I know what you’re thinking. It’s, “Hang on, didn’t he say his favourite album was The Smiths’ ‘Queen Is Dead’?” – a manifesto U-turn! – and, “Will Roger Waters come out and say he’s not allowed to like it?” But we’re thinking, “Is this tuneless, cheerless, pseudo-intellectual plod overrated?” The clue’s in the question.

OK, “tuneless” may be over-egging it a bit, but ‘Dark Side Of The Moon’ occupies a hallowed place in the rock firmament way beyond its natural qualities. Yes, it’s sold – at best guess – 50 million copies and stayed in the charts for most of the 70s and the 80s, but for a huge band’s magnum opus it’s about as thin as a Murdoch defence, examining the travails of human existence with all the lyrical rigour of Des’ree and plundering late-period Beatles for every chord change they can fit in. Which admittedly isn’t many, at this glacial pace.

It starts with state-of-the-art sound effects – a heartbeat, machinery, unsettling bursts of laughter, finally some screaming – before flowering into ‘Breathe’’s laidback groove. But these aren’t summery good times; this is a meditation on mental stress and the importance of taking your time.

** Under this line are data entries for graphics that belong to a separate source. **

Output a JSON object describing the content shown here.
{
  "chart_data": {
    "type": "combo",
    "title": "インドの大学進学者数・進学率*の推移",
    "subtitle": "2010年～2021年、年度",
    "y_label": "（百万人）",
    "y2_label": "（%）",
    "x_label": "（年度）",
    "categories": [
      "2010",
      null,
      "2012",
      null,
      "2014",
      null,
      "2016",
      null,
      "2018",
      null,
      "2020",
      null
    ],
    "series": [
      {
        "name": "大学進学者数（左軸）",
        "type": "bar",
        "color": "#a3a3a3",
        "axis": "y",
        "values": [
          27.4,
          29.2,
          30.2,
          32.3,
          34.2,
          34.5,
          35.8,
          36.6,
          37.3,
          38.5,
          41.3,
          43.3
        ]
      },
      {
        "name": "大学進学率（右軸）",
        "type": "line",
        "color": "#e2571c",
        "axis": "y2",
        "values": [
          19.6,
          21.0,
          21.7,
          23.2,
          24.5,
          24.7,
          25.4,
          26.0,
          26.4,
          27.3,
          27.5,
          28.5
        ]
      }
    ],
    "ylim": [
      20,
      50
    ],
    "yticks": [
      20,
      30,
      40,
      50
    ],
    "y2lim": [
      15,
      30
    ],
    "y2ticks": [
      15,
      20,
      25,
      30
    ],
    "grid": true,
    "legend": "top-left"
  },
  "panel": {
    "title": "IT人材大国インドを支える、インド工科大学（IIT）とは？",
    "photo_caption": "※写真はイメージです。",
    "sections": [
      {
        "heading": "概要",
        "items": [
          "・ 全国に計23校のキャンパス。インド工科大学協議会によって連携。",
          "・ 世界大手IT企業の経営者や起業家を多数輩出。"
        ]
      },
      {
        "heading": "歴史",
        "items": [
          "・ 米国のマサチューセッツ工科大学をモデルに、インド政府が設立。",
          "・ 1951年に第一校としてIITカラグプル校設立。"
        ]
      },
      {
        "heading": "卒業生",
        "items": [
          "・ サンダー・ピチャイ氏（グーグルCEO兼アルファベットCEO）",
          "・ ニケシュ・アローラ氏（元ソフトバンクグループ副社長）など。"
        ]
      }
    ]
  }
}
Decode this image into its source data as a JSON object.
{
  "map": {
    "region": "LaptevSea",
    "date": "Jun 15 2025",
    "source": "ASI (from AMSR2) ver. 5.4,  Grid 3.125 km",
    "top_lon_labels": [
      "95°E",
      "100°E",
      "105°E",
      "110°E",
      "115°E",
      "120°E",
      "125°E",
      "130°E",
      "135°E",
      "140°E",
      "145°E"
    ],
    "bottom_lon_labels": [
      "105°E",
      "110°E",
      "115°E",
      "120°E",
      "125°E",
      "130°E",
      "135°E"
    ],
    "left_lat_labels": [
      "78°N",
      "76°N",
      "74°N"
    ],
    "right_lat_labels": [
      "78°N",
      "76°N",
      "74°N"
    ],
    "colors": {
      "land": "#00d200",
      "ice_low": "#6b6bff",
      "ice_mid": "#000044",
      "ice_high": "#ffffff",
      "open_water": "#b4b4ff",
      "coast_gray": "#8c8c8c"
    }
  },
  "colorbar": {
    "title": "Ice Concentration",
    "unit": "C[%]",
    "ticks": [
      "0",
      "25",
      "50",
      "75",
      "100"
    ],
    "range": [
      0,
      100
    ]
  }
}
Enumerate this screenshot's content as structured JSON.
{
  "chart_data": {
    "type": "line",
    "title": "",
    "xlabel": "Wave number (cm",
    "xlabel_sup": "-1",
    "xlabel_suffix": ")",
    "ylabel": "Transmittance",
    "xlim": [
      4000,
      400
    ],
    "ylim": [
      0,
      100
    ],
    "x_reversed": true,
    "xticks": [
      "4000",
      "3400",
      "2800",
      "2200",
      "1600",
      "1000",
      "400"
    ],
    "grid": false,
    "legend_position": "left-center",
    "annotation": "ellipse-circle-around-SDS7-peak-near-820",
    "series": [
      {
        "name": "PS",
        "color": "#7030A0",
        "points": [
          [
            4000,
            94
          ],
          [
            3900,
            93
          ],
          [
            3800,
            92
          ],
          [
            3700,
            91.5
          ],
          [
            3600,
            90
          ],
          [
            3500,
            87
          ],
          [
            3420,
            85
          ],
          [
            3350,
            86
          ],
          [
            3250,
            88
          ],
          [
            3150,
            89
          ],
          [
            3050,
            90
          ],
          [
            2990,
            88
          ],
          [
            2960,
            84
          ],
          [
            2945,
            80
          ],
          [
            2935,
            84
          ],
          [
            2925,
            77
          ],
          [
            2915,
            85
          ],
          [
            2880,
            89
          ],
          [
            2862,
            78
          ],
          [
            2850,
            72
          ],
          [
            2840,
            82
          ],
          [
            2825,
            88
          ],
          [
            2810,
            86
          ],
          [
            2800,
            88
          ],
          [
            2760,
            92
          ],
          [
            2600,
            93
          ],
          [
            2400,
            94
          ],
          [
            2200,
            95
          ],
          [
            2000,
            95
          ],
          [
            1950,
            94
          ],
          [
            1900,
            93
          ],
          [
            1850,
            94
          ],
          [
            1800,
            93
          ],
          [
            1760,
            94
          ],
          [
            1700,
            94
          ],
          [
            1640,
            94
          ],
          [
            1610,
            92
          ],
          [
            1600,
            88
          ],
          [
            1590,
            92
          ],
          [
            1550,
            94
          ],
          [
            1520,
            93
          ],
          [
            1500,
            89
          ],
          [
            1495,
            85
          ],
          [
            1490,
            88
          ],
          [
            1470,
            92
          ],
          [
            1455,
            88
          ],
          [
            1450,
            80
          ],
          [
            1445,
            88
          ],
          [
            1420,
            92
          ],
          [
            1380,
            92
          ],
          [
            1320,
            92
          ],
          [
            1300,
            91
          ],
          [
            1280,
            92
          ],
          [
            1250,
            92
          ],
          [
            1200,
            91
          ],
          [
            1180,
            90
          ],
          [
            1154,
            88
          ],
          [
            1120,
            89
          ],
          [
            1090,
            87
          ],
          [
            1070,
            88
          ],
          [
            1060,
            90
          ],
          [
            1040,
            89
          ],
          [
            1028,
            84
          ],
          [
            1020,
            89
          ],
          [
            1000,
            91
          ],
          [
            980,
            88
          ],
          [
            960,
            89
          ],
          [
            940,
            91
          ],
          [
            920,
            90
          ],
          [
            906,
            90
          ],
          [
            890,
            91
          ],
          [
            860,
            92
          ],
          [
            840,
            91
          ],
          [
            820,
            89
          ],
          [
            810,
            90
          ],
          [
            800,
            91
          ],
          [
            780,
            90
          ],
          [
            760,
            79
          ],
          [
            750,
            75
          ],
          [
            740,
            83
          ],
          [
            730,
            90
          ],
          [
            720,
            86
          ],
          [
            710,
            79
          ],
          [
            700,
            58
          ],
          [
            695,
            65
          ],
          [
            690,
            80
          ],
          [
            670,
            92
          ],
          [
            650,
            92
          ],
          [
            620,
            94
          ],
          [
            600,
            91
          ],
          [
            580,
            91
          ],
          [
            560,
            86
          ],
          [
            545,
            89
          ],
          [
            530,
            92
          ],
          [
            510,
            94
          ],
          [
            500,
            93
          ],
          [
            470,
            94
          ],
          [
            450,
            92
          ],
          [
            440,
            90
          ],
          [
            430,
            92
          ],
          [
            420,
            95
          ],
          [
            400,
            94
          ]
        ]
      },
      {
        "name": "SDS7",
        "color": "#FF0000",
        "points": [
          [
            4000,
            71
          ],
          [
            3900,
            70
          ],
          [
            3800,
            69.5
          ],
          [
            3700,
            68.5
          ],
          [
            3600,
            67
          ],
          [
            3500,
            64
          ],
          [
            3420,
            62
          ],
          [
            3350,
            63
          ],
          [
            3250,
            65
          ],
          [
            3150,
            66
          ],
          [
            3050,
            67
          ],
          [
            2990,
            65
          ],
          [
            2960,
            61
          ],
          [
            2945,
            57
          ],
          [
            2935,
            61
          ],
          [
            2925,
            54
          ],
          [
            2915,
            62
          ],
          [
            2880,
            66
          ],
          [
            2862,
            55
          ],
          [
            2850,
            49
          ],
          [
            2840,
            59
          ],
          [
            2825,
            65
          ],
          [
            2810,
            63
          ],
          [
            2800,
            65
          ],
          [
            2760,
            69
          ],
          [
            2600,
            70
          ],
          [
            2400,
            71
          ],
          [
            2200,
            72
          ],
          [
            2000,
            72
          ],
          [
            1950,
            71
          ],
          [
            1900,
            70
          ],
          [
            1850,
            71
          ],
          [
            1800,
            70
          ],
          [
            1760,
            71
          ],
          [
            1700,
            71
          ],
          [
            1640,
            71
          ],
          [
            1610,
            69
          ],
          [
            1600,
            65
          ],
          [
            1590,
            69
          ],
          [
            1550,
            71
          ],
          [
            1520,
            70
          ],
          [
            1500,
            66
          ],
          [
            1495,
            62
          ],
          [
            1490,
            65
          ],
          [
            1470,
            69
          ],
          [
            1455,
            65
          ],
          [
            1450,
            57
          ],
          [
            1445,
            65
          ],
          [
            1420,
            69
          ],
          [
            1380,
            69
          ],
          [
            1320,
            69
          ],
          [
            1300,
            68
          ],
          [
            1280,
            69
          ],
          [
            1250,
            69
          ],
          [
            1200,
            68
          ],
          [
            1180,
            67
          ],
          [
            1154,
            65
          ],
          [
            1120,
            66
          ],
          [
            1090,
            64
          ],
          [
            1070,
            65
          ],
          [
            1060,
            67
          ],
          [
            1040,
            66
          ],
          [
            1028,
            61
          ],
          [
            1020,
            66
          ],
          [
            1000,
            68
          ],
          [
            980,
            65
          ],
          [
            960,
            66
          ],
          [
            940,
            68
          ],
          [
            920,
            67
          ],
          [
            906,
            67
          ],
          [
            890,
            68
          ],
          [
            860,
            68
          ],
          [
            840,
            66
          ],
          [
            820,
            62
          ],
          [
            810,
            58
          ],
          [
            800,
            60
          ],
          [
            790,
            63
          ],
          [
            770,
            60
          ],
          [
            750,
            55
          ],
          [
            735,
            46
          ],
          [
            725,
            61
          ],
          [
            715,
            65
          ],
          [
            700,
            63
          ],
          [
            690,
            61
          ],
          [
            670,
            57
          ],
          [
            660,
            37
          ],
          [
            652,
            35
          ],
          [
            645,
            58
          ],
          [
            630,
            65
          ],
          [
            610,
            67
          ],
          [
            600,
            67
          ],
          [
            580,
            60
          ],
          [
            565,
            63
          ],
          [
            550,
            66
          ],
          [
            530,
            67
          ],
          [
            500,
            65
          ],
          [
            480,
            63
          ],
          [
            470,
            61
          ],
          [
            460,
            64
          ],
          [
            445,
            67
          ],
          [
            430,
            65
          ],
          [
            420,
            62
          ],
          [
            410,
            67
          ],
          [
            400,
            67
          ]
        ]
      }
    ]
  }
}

What’s the advice? “Breathe, breathe in the air/ Don’t be afraid to care… Look around/ Choose your own ground” – it’s straight out of Chris Martin’s Big Book of Doggerel. You half expect Roger Waters to go on to recommend, “A walk in the park/ Perhaps not in the dark/ Just take it slow/ If you’re a tad low”.


The platitudes persist. “Money! It’s a gas” (which doesn’t even rhyme with “stash”, Rog) is one of many searing insights on clunky album centerpiece ‘Money’ where cash tills ring ‘ironically’ and the dragging pub rock is as tight as the Wolves back four. The Blockheads could play this better in oven gloves. Pink Floyd might’ve ditched the hour-long ‘Interstellar Overdrive’s to make a concise album for once, but a snappier format has made them bland.

‘Time’ even sounds like that UN-defined war crime: a white rock band playing reggae. You can actually hear Dave Gilmour flexing his knees out of time. We’ll allow them the odd decent melody like ‘Brain Damage’, which – although it’s about the fourth version of ‘Lucy In The Sky With Diamonds’ on the album – remained the best Beatles pastiche until ‘Free As A Bird’ 20 years later. And also ‘Us And Them’, the finest imitation of John Lennon meets ELO until, um, ‘Free As A Bird’ 20 years later.

But the wiggly keyboard presets of ‘On The Run’ and ‘Any Colour You Like’ are the psychedelic warp-outs that would later inspire MGMT to ruin their career. Granted, they might’ve sounded dauntingly futuristic while Donny Osmond was No.1 but obsolescence isn’t the key to all-time great status.

Nor’s a dreary concept, and nor – God forbid – is the (admittedly fun) myth that ‘Dark Side Of The Moon’ is designed to play alongside the Wizard Of Oz. I reckon I could match Dodgy’s ‘Free Peace Sweet’ with The Wizard Of Oz given a P45 and an A3 sheet of blotting paper.

So you can keep your favourite album, Mr Cameron, if indeed that is your real name. We’re all running back to The Smiths now it’s OK to like them again.